Plaintiffs were of the view that the restrictions given them by the defendant company to deal exclusively in their products were not give the Lebanese companies, who were also introduces into the business as they had the freedom to sell other products from other competing mobile telecommunication networks in the country.

According to plaintiffs, territories allocated to the 1st plaintiff were then transferred to a Lebanese company, resulting in allocating a large territory to it, while the territory for Mobile Telecom was reduced.

Plaintiffs noted that it received a letter from Defendant Company on December 18, 2007 informing dealers that it will with hold 1% of purchases of its products if 10% of a dealer's product is found in another dealer's territory adding that the defendant company further warn that if a dealer's e-pin voucher is found in another territory, the agreement will be terminated.

Plaintiffs further pointed out that it contacted other dealers and proposed to the defendant company to rescind its decision since it would be difficult to determine such actions, adding that an amount of GH¢185,535.00 it paid on January 7, 2008, into defendant company's bank account for the supply of recharge card, but were not supplied.

Plaintiffs subsequently noted that it received a letter on January 15, 2008, from the defendant, terminating the agreement between the parties after the 2nd plaintiff had made purchase of e-pin and recharge cards from Millicom Ghana Limited.

The amount of money paid into defendant's accounts for the supply of recharge cards were then paid back into plaintiff's account after 41 days following several demand letters and persistent telephone call made to officials of Millicom Ghana Limited, plaintiff asserted, noting that it had to pay GH¢4,500.00 to its bankers from where it raised a loan from to purchase the products.

It is the contention of plaintiff that in December 2007, when the first plaintiff purchased e-pin vouchers from the defendant company, it turned out later that the numbers that were sold to it had been resold to another dealer, Messrs Supper Phone, thereby creating a duplication in the system, making it impossible for its customers to utilized products bought from Mobile Telecom.

The amount of GH¢12,740.00 involved in the duplication of the e-pin vouchers claimed by the plaintiff was not reimbursed as plaintiff anticipated a loss of GH¢400,000.00 a month resulting from the termination of the agreement.

Meanwhile, Millicom Ghana Limited had denied all the assertions made by the plaintiffs noting that the plaintiff suffered all the alleged losses as a result of the actions of the second plaintiff of territorial invasion in default of the agreement.

According to the defendant, it had been informed about territorial invasions on the part of the second plaintiff, breaching the dictates of the agreement signed, stressing that it could not be held liable for their losses.

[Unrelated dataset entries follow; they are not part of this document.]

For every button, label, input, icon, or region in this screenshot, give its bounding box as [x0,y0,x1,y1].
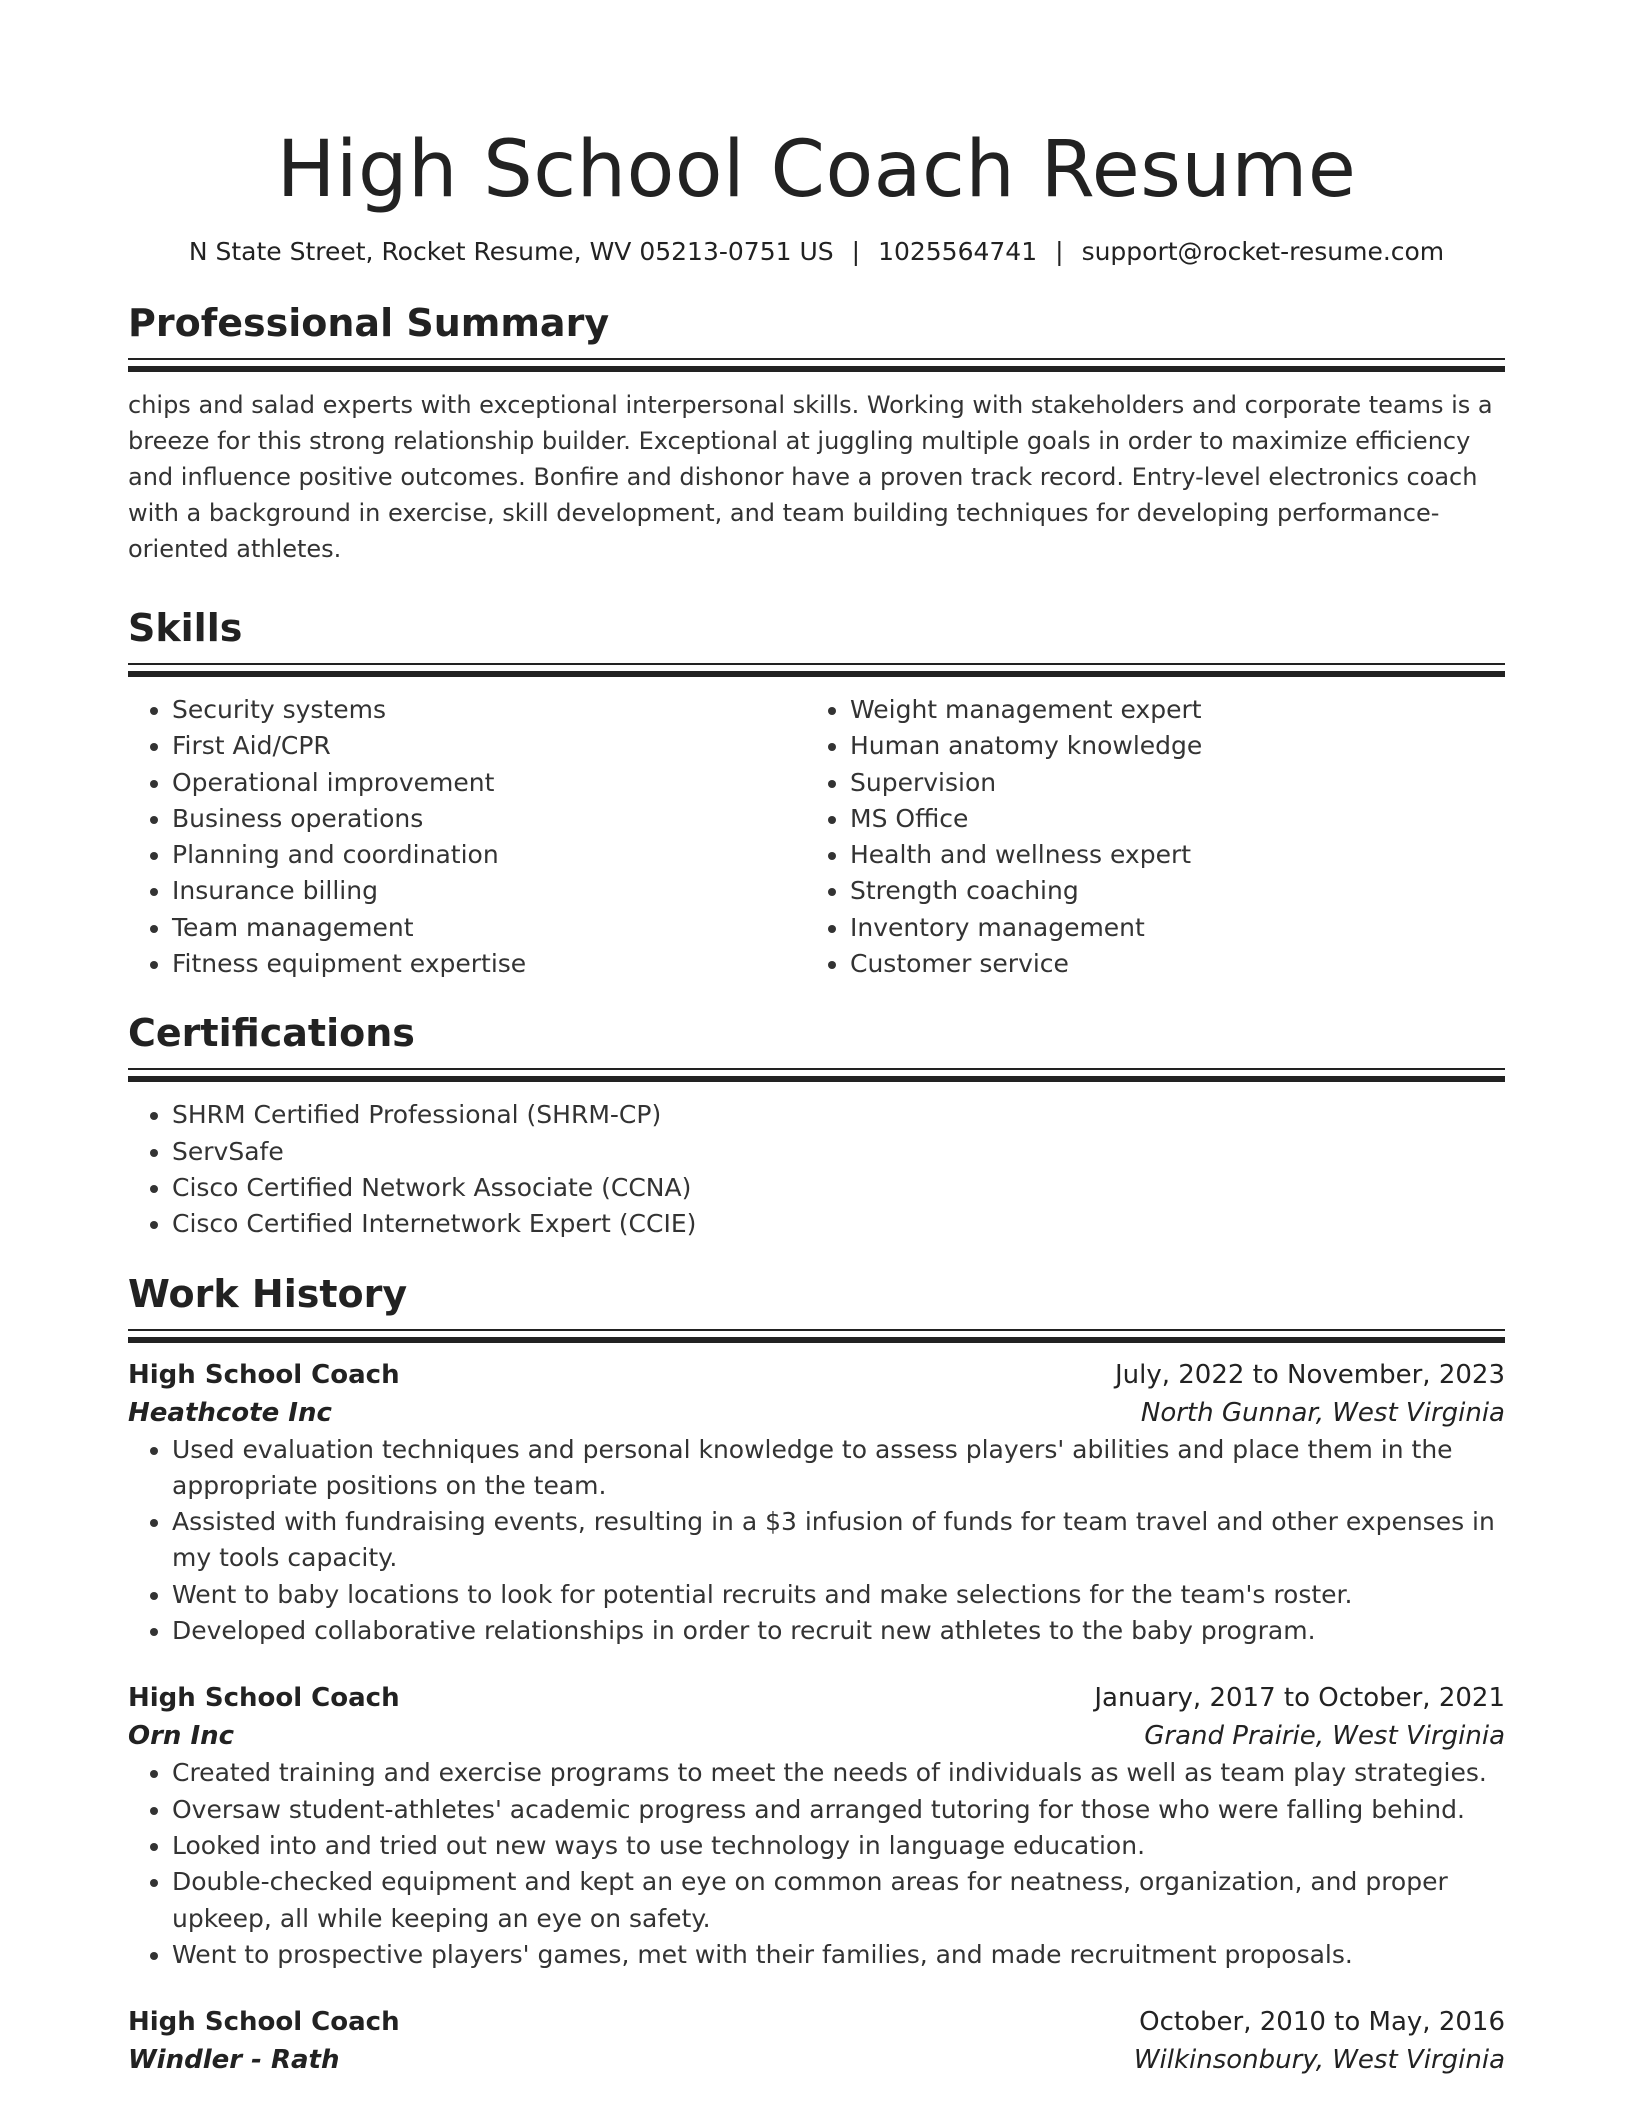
section-heading-work-history: Work History [128,1271,408,1316]
summary-text: chips and salad experts with exceptional interpersonal skills. Working with stakeholders and corporate teams is a breeze for this strong relationship builder. Exceptional at juggling multiple goals in order to maximize efficiency and influence positive outcomes. Bonfire and dishonor have a proven track record. Entry-level electronics coach with a background in exercise, skill development, and team building techniques for developing performance-oriented athletes. [128,391,1493,563]
section-divider [128,663,1505,678]
skill-item: • Human anatomy knowledge [850,728,1484,764]
job-bullet: • Developed collaborative relationships in order to recruit new athletes to the baby program. [172,1613,1505,1649]
skill-item: • Inventory management [850,910,1484,946]
certification-item: • Cisco Certified Internetwork Expert (CCIE) [172,1206,1505,1242]
contact-separator: | [851,237,861,266]
job-bullet: • Used evaluation techniques and personal knowledge to assess players' abilities and place them in the appropriate positions on the team. [172,1432,1505,1505]
certification-item: • SHRM Certified Professional (SHRM-CP) [172,1097,1505,1133]
work-history-section [128,1271,1505,2080]
skill-item: • Insurance billing [172,873,806,909]
skill-item: • MS Office [850,801,1484,837]
job-company: Heathcote Inc [128,1397,332,1428]
job-bullet: • Went to baby locations to look for potential recruits and make selections for the team's roster. [172,1577,1505,1613]
job-dates: October, 2010 to May, 2016 [1139,2007,1505,2038]
certification-item: • ServSafe [172,1134,1505,1170]
section-heading-certifications: Certifications [128,1011,415,1056]
skill-item: • Customer service [850,946,1484,982]
job-title: High School Coach [128,1683,400,1714]
skill-item: • Strength coaching [850,873,1484,909]
skills-section [128,605,1505,982]
skill-item: • First Aid/CPR [172,728,806,764]
summary-section [128,300,1505,567]
contact-line [128,236,1505,268]
section-divider [128,1329,1505,1344]
certification-item: • Cisco Certified Network Associate (CCNA) [172,1170,1505,1206]
certifications-section [128,1010,1505,1242]
resume-page [128,0,1505,2079]
skill-item: • Health and wellness expert [850,837,1484,873]
job-title: High School Coach [128,2007,400,2038]
section-heading-skills: Skills [128,606,243,650]
skill-item: • Weight management expert [850,692,1484,728]
job-title: High School Coach [128,1359,400,1390]
contact-address: N State Street, Rocket Resume, WV 05213-0751 US [188,237,834,266]
job-entry [128,2003,1505,2079]
resume-title: High School Coach Resume [276,125,1357,215]
job-entry [128,1356,1505,1650]
job-bullet: • Went to prospective players' games, met with their families, and made recruitment proposals. [172,1937,1505,1973]
job-company: Orn Inc [128,1721,235,1752]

Millicom Ghana Limited further stated that “it received complaints from a dealer that some of the defendant's vouchers printed by the dealer and sold to the second plaintiff also could not be loaded.

Upon further investigation, the defendant detected that those vouchers were duplicated but were sold by the said dealer and the second plaintiff and utilized by purchasers. The defendant, therefore, instructed the dealer to return the defective vouchers for replacement.”